Characteristics of PVC

There are four main properties of PVC which have contributed to its popularity:

  • Cost - PVC tends to be relatively cheap and also readily available
  • Density - PVC is denser than other plastics
  • Rigidity - uPVC is very rigid
  • Strength - PVC has an inherent tensile strength

One term you may have heard in relation to PVC is "thermoplastic', and this is a term that describes how the material responds to heat. So, flexible PVC becomes liquid at somewhere between 100 degrees Celsius and 260 degrees Celsius (depending on what has been added to it). The fact that it is a thermoplastic material also means it can be melted and reformed again without any degradation taking place.  They won't burn, and they can be injection moulded - they have tonnes of uses.

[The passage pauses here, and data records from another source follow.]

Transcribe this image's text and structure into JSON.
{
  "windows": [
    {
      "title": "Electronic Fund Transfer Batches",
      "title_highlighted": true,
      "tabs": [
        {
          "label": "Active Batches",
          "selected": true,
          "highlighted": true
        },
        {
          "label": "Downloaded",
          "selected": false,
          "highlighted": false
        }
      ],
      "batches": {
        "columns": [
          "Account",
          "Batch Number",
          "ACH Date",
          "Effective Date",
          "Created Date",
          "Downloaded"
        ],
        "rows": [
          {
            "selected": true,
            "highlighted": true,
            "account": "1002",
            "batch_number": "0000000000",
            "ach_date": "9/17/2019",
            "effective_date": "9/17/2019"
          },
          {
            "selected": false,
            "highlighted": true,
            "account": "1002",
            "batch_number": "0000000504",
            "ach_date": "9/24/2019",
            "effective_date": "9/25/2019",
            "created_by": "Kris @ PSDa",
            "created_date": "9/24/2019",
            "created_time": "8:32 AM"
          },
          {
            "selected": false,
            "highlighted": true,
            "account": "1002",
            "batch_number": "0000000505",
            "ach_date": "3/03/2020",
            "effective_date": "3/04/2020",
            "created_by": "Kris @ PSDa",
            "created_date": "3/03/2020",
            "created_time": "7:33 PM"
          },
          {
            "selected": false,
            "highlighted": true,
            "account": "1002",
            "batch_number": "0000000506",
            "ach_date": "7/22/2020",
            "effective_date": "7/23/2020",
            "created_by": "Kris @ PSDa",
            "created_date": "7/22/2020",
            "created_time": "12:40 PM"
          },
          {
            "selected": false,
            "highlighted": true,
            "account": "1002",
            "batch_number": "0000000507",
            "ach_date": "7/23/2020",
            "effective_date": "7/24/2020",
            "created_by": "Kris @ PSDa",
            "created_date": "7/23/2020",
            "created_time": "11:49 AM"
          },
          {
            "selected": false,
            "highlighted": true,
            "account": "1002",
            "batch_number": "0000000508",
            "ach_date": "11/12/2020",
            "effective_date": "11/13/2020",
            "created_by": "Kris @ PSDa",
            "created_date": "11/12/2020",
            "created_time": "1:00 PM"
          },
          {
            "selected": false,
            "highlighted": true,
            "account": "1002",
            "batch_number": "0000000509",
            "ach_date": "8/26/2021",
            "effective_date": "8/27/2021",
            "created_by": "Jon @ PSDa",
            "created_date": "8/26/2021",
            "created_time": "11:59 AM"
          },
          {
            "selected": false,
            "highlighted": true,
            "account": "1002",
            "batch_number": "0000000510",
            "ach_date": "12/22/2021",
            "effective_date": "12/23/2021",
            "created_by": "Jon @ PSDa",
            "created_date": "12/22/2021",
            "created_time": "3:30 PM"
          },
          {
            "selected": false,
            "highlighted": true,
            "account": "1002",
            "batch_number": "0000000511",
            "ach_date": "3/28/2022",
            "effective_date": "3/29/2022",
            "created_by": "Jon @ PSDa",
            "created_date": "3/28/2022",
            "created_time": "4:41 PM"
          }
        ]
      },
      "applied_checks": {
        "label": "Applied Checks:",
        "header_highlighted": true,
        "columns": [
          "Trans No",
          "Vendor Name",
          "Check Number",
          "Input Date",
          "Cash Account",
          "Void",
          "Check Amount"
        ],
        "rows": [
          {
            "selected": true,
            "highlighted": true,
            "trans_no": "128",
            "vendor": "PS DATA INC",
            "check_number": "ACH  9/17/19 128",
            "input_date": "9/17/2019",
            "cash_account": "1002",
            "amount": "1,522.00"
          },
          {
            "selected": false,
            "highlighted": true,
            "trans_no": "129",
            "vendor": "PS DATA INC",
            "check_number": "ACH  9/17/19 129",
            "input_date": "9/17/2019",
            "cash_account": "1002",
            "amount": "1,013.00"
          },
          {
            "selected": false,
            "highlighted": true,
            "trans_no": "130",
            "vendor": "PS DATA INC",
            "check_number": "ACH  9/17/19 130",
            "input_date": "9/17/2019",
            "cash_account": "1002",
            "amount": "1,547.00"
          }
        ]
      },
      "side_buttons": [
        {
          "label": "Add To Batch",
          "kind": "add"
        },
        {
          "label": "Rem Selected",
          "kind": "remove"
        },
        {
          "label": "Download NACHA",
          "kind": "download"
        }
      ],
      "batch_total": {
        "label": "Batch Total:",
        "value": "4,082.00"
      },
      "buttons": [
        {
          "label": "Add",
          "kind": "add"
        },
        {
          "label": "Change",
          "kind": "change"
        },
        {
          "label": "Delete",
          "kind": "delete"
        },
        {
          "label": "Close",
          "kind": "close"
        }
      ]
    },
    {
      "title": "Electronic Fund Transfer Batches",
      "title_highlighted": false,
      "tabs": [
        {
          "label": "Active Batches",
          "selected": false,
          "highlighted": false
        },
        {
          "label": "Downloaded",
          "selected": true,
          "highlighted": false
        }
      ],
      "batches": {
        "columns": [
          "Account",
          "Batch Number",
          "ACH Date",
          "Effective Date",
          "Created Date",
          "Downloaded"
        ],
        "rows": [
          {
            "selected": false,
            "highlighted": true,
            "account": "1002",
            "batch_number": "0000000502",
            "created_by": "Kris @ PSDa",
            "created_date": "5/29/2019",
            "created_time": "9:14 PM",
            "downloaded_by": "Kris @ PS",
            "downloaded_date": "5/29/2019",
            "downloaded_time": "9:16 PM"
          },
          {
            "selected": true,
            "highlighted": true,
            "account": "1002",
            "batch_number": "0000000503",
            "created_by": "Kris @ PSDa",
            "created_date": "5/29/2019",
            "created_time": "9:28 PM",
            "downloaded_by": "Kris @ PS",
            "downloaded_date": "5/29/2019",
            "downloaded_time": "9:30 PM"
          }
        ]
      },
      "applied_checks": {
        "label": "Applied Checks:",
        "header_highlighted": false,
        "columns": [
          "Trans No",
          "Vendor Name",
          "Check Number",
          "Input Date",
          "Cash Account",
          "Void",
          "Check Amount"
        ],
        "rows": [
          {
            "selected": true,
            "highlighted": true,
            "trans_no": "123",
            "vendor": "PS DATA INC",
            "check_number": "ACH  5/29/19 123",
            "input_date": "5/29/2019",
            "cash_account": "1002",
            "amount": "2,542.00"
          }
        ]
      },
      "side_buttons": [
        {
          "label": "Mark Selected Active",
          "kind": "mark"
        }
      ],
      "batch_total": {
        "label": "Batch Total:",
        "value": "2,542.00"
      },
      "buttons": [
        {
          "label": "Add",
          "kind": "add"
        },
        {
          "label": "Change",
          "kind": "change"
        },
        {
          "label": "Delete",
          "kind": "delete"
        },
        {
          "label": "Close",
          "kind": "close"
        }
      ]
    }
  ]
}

On the other hand, rigid PVC can only be heated once as the heating process will cause the material to set, which is a chemical change that cannot be undone. This means that If you then try and reheat it, it will just burn.

How is PVC Manufactured?

There are three ways in which PVC can be manufactured:

  • Bulk Polymerisation - a soluble radical initiator, is added to pure monomer in a liquid state.
  • Emulsion Polymerisation - starts with an emulsion incorporating water, monomer and surfactant.
  • Suspension Polymerisation - is a heterogeneous radical polymerisation process that uses mechanical agitation to mix a monomer in a liquid phase forming spheres of a polymer.

As you can see PVC is an excellent material with a unique blend of qualities which make it really useful for us as strip curtain manufacturers.